Two excellent horror films coming out barely six months apart? Dare I indeed dream?
After loving last year’s spooky and thoughtful The Babadook, and subsequently raving about it to anybody who would listen, I was hungry for more atmospheric horror that actually understood the meaning of the word subtlety. Thankfully, my prayers were heard and we now have It Follows from director David Robert Mitchell.
Jay (Maika Monroe) is a typical nice teen girl seeing a typical nice teen guy. But then things take a darker turn. After having sex with this boy, Jay is drugged and wakes up tied to a chair. She is told that a curse has been passed to her. She will now be followed everywhere she goes by some kind of entity that only she (and others who have also been cursed previously) can see. It can look like anybody, even people she knows, but it can only keep a walking pace. Her only options are to always be running, or to have sex and pass it on to someone else. Dumped out of the car in front of her house, Jay is left terrified and calls on her sister and friends to help her avoid her supernatural stalker and possibly put a stop to it for good.
This is a film that I can only describe as excellently balanced. From the writing to the gorgeous cinematography, everything just comes together to create an experience that will have you on the edge of your seat. David Robert Mitchell is clearly a child of the John Carpenter era, and it shows from the building tension and an irresistible score from Disasterpeace that sounds like the musical love child of Carpenter and Angelo Badalamenti. It even actually has a recognizable theme to it. How great is that? How long has it been since we’ve had a proper horror movie theme? (Saw’s “Hello Zepp” is the only one that immediately comes to mind.)
Actually, apart from a couple of little technology touches (including a shell-shaped e-reader that is the greatest piece of movie technology since Juno’s hamburger phone), the film could have even been set in the 1980s. This retro feel gives the film a timeless quality, which feeds into the semi-urban legend nature of the curse. Halloween meets Ringu is not a bad combination, and one that is a big winner with me personally.
Thankfully, Mitchell’s retro feel doesn’t extend to the way he writes the characters, and nowhere is that more apparent than in the character of Jay herself. In a film of the ’70s or ’80s Jay would, to put it bluntly, be the slut. Her promiscuity would lead to her quick death, leaving other, more sexually “pure” characters to defeat the evil. Instead, it is referenced that while Jay goes on a lot of dates, she is also really nice, something we see for ourselves in Maika Monroe’s performance.
Monroe brilliantly shows the effects of someone being worn down from the constant atmosphere of pressure and fear. She’s vulnerable and sweet, but doesn’t feel like a weak victim. She has agency in trying to fight back against something that is constantly after her. A few times we see Jay contemplate passing on the curse on and it is very much her decision. The success of passing on the curse though, is something that never guarantees safety, for if the person you pass it to dies, then the curse comes straight back to you. This is a nice touch as it means that even if she succeeds, Jay will never be entirely safe, something that helps keep the film’s tension high.

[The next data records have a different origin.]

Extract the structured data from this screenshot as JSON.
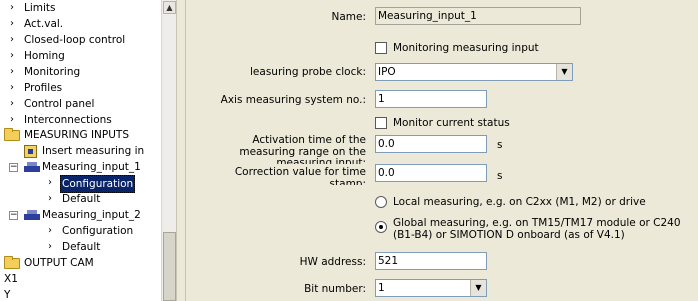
{
  "tree": {
    "items": [
      {
        "label": "Limits"
      },
      {
        "label": "Act.val."
      },
      {
        "label": "Closed-loop control"
      },
      {
        "label": "Homing"
      },
      {
        "label": "Monitoring"
      },
      {
        "label": "Profiles"
      },
      {
        "label": "Control panel"
      },
      {
        "label": "Interconnections"
      },
      {
        "label": "MEASURING INPUTS"
      },
      {
        "label": "Insert measuring in"
      },
      {
        "label": "Measuring_input_1"
      },
      {
        "label": "Configuration"
      },
      {
        "label": "Default"
      },
      {
        "label": "Measuring_input_2"
      },
      {
        "label": "Configuration"
      },
      {
        "label": "Default"
      },
      {
        "label": "OUTPUT CAM"
      },
      {
        "label": "X1"
      },
      {
        "label": "Y"
      }
    ],
    "expand_minus": "−",
    "chevron": "›"
  },
  "form": {
    "name_label": "Name:",
    "name_value": "Measuring_input_1",
    "monitoring_measuring_input": "Monitoring measuring input",
    "probe_clock_label": "leasuring probe clock:",
    "probe_clock_value": "IPO",
    "axis_system_label": "Axis measuring system no.:",
    "axis_system_value": "1",
    "monitor_current_status": "Monitor current status",
    "activation_time_label_1": "Activation time of the",
    "activation_time_label_2": "measuring range on the",
    "activation_time_label_3": "measuring input:",
    "activation_time_value": "0.0",
    "activation_time_unit": "s",
    "correction_label_1": "Correction value for time",
    "correction_label_2": "stamp:",
    "correction_value": "0.0",
    "correction_unit": "s",
    "local_measuring": "Local measuring, e.g. on C2xx (M1, M2) or drive",
    "global_measuring_1": "Global measuring, e.g. on TM15/TM17 module or C240",
    "global_measuring_2": "(B1-B4) or SIMOTION D onboard (as of V4.1)",
    "hw_address_label": "HW address:",
    "hw_address_value": "521",
    "bit_number_label": "Bit number:",
    "bit_number_value": "1"
  },
  "icons": {
    "dropdown_arrow": "▼",
    "scroll_up": "▲"
  }
}
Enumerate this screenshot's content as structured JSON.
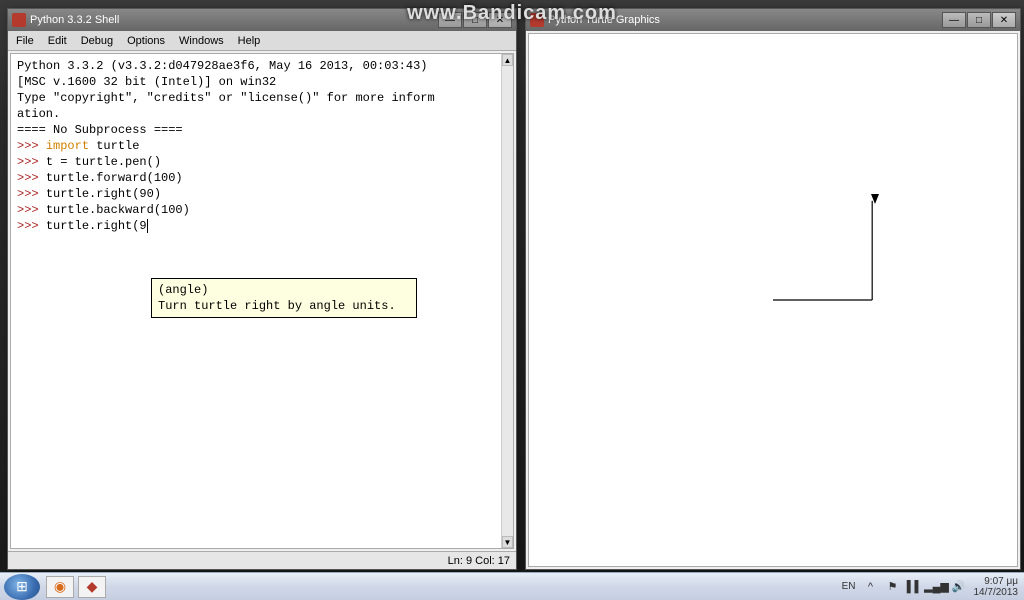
{
  "watermark": "www.Bandicam.com",
  "shell": {
    "title": "Python 3.3.2 Shell",
    "menu": [
      "File",
      "Edit",
      "Debug",
      "Options",
      "Windows",
      "Help"
    ],
    "banner_line1": "Python 3.3.2 (v3.3.2:d047928ae3f6, May 16 2013, 00:03:43)",
    "banner_line2": "[MSC v.1600 32 bit (Intel)] on win32",
    "banner_line3": "Type \"copyright\", \"credits\" or \"license()\" for more inform",
    "banner_line4": "ation.",
    "nosub": "==== No Subprocess ====",
    "prompt": ">>>",
    "lines": {
      "l1_kw": "import",
      "l1_rest": " turtle",
      "l2": "t = turtle.pen()",
      "l3": "turtle.forward(100)",
      "l4": "turtle.right(90)",
      "l5": "turtle.backward(100)",
      "l6": "turtle.right(9"
    },
    "calltip_sig": "(angle)",
    "calltip_doc": "Turn turtle right by angle units.",
    "status_ln": "Ln: 9",
    "status_col": "Col: 17"
  },
  "turtle_window": {
    "title": "Python Turtle Graphics"
  },
  "taskbar": {
    "lang": "EN",
    "time": "9:07 μμ",
    "date": "14/7/2013"
  }
}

Jay’s sister and friends, while not the most developed, do feel like genuine teenagers, rather than stock characters. I feel as though this element can be attributed to Mitchell’s previous work with coming-of-age teen drama The Myth of the American Sleepover. They are thoughtful, aimless teens, content with their lack of parental presence and ability to just drink on the front porch and play cards, and while they don’t fully understand Jay’s predicament (as they cannot see what’s following her), they care and want to help her.
The nature of the creature, or entity, or demon, or spectre, is left very ambiguous, and that is something I applaud. I don’t need to know the origin of what is hunting Jay. The fact that it only walks is something that might not seem scary to some, but I would say gives the entity a sense of ongoing inevitability, as it will always be coming and doesn’t need to rush because it will get you eventually. The forms that we see it take also seem bizarre (naked bodies, an old lady stumbling across a college campus, someone more familiar to Jay), but all are unsettling. Some also give a sense that this thing, whatever it is, wants to torment Jay before it kills her. There is also the clear parallel of the old horror movie message of sex leading to death, and of the curse representing an STD. But I would say that the sex is more of a mechanic for the curse and treated as simply part of reality.
The climax of the film takes place in a swimming pool deep in the dilapidated heart of Detroit. Water seems to be a running motif throughout the film–Jay’s pool, the ocean in the opening scene, the beach house where the group take sanctuary. The reason for this is unclear, at least initially, but it is interesting to think on, especially for future viewings. The pool scene also brings up one of my few issues with It Follows, as it contains a bit more in the way of special effects than the rest of the film, which I personally didn’t find as effective as the simplistic creeping dread that had come before. This is very minor, however, and does not in take away from how much I enjoyed the rest of the film.
It Follows may not be the next big landmark in horror cinema (only time will ever tell there), but it is a welcome change of pace for those frustrated with big studio horror efforts. Wonderfully atmospheric, beautifully shot, tense throughout, and simultaneously retro and refreshing, it will certainly linger with you for some time.